In the currency markets, the dollar’s gains in February seemed to be running out of steam and Asian currencies advanced on the strength of Chinese data – even with weak economic updates from India, Australia and South Korea.
The Chinese yuan rose about 0.4% – the highest level in more than a month – to 6.9063 per dollar. The Australian dollar reversed losses after weaker-than-expected Australian growth and inflation numbers, rising 0.3% to $0.6751.
The New Zealand dollar, which fell about 4% last month, rebounded from its 200-day moving average and rose 0.5% to $0.6217. The yen settled at 136.35.
Keeping gains in check was concern about interest rates staying higher for longer in advanced economies, which was behind a shaky February in stock and bond markets.
The next influx of economic indicators is likely to be crucial as markets gauge whether future interest rate hikes are being adequately priced in now.
Higher-than-expected inflation readings in Europe overnight prompted bond selling, before an unexpected drop in US confidence numbers offered a glimmer of hope that rate hikes could be drastic and may be close to peaking.
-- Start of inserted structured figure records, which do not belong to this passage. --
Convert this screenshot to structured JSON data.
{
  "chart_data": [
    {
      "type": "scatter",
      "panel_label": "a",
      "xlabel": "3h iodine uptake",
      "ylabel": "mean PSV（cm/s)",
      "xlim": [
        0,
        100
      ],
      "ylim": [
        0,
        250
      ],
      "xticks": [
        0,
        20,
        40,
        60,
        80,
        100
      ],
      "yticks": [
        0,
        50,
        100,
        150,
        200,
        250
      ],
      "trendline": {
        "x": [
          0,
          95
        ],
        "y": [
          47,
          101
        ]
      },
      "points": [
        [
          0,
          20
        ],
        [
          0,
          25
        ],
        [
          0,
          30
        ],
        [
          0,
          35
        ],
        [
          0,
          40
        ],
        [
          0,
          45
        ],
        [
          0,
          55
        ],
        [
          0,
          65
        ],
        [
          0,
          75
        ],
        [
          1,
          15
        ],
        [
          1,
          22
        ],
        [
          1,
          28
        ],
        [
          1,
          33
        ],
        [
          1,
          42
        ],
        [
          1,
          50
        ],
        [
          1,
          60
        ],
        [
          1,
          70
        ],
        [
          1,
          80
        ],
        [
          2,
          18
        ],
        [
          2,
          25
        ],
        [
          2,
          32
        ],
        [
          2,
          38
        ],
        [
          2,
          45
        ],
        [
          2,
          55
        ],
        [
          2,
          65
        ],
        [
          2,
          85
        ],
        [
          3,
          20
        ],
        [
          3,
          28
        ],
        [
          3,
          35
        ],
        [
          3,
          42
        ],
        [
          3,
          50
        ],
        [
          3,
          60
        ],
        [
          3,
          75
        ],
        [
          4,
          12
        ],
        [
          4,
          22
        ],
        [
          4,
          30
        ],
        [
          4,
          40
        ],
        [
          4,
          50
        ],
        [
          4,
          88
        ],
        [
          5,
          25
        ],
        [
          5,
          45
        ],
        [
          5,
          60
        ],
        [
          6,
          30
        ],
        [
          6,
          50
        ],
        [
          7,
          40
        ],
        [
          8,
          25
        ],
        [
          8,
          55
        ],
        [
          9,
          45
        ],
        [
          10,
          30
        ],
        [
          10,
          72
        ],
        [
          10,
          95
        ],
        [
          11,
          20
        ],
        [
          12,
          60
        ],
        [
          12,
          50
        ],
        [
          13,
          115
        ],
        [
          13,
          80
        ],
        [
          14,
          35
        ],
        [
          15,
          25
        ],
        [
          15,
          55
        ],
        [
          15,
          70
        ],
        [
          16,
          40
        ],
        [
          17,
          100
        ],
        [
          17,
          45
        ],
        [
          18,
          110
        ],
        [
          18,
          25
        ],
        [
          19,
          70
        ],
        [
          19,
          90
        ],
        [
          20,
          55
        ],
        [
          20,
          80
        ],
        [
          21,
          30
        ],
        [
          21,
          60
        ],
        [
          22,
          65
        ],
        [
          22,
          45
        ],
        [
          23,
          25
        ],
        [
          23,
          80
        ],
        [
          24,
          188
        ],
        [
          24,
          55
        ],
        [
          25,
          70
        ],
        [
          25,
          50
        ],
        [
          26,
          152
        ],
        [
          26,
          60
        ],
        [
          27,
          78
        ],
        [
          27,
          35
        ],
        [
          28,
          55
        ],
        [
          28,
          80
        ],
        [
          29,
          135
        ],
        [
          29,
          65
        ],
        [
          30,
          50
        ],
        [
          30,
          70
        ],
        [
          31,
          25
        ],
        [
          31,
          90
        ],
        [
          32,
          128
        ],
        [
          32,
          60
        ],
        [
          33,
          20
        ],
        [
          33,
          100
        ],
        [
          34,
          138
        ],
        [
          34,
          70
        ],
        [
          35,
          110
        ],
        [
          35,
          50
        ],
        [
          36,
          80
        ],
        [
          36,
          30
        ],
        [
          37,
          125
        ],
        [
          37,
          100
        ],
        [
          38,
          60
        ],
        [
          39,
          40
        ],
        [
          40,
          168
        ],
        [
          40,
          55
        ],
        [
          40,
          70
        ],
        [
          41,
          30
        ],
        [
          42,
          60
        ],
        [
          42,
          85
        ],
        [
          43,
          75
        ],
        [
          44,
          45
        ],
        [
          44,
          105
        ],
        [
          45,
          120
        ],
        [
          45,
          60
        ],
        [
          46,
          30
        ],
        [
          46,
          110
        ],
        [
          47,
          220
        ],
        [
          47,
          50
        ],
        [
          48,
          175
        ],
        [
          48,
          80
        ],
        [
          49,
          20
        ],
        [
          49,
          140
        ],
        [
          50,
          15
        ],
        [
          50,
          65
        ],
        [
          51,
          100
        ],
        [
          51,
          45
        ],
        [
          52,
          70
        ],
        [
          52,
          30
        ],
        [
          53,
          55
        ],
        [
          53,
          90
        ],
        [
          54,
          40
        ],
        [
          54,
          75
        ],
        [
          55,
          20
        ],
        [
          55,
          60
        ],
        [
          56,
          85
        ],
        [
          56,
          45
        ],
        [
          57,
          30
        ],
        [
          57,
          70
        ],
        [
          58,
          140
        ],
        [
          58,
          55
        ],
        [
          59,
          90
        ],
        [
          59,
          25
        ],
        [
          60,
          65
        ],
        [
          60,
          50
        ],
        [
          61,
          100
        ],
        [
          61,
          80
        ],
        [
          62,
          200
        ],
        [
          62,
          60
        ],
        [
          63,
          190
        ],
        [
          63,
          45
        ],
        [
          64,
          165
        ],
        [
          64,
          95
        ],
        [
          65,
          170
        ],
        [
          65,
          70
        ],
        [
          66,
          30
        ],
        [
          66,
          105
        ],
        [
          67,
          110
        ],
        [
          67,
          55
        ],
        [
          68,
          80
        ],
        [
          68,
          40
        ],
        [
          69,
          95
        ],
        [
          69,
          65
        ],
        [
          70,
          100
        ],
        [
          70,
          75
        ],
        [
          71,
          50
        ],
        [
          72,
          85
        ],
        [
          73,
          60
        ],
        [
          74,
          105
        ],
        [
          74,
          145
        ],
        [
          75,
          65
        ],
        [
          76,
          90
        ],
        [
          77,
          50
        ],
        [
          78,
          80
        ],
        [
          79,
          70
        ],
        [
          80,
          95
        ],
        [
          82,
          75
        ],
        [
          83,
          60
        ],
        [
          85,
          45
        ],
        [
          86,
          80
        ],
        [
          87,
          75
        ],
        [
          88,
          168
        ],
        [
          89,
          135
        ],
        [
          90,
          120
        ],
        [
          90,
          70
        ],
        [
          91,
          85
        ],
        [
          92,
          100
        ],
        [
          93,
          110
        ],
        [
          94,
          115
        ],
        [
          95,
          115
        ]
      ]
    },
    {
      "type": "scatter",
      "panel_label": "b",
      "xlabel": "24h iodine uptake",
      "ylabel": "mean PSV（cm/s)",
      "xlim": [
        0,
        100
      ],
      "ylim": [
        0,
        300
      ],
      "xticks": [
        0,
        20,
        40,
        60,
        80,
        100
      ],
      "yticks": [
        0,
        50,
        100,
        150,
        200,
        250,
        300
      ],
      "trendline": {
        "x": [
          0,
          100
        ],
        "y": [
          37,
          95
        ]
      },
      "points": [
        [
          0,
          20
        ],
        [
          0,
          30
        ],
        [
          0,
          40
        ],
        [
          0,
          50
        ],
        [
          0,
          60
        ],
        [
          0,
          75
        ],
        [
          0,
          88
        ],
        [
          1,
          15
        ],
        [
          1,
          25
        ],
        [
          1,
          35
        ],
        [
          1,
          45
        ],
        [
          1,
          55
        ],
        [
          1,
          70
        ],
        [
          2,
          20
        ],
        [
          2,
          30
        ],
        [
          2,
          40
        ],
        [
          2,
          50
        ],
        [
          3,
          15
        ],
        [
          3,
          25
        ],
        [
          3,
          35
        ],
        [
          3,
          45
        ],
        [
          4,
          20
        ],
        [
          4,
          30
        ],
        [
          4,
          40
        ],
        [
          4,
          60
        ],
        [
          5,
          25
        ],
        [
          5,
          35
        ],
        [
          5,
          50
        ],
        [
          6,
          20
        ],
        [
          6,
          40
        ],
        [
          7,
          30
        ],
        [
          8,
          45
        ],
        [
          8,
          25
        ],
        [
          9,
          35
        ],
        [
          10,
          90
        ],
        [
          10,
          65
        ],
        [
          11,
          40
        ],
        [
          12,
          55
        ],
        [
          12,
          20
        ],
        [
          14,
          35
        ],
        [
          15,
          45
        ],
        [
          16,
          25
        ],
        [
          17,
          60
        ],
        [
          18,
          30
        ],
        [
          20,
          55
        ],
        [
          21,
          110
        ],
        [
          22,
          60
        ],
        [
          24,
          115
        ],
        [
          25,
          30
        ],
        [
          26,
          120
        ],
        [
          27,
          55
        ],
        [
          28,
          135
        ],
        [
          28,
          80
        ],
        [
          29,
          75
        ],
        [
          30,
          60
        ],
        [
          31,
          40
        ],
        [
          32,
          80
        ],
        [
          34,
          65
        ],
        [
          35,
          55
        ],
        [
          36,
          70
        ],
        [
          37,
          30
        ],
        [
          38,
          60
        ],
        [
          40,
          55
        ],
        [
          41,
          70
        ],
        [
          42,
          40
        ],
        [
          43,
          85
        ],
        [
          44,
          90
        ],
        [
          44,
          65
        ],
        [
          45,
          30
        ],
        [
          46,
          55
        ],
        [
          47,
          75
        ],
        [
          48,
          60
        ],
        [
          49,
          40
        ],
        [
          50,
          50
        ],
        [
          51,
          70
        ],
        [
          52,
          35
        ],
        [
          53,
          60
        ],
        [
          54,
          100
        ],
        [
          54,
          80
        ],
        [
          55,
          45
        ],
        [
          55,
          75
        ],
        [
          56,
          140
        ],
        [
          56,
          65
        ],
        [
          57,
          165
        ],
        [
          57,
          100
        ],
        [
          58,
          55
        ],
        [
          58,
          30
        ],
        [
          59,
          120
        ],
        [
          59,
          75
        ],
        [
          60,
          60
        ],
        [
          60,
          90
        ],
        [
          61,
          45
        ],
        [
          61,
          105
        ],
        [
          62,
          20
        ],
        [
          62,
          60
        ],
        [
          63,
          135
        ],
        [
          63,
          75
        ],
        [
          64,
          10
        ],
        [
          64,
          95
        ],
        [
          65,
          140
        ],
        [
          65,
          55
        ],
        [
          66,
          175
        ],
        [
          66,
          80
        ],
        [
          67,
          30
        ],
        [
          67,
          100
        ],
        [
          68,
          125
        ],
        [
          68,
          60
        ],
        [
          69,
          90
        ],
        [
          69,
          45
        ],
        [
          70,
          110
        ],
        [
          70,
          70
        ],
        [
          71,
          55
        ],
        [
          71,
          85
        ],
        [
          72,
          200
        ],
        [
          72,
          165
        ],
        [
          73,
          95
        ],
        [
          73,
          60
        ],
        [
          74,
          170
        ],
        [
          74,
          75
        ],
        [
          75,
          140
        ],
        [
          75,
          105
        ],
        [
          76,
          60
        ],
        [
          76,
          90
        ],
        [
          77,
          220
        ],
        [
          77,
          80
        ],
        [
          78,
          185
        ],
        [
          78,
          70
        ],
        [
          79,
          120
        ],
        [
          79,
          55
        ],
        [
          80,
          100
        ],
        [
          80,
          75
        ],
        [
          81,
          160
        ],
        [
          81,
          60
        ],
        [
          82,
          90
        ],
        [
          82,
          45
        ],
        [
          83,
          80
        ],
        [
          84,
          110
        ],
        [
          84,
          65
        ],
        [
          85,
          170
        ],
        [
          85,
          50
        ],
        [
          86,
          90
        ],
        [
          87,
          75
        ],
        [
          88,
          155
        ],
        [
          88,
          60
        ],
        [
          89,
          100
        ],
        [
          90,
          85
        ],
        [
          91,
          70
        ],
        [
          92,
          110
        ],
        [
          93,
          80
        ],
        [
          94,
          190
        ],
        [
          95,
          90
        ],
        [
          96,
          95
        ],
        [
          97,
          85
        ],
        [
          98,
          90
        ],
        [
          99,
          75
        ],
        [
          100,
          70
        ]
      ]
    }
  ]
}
Two-year Treasury yields, a guide to short-term interest rate expectations in the US, are close to a four-month high, but at 4.8347%, below the November peak of 4.8830%. The 10-year record yield was 3.9396% in Asia.
Commodities rose as China hopes for demand, Brent crude futures rose 0.6% to $83.94 a barrel.
Gains stabilized after rain fell in parts of the US winter wheat belt, and optimism about an export deal between Russia and Ukraine prompted investors to unwind some long positions.
Geopolitics also kept nerves high in the background. US President Joe Biden’s visit to Kiev and Russian President Vladimir Putin’s abandonment of the last remaining nuclear arms control treaty with the United States signaled a hardening of positions.
China, which signaled its support for Russia by sending its top diplomat to Moscow last week, issued a call for peace though it was met with skepticism and Washington has said in recent days it fears China could send weapons to Russia.
“If Beijing sends weapons to Russia, it risks a rapid geopolitical collapse of the global economy,” said Jan Lambrigets, head of research at Rabobank. “The markets haven’t even begun to think about what this might mean.”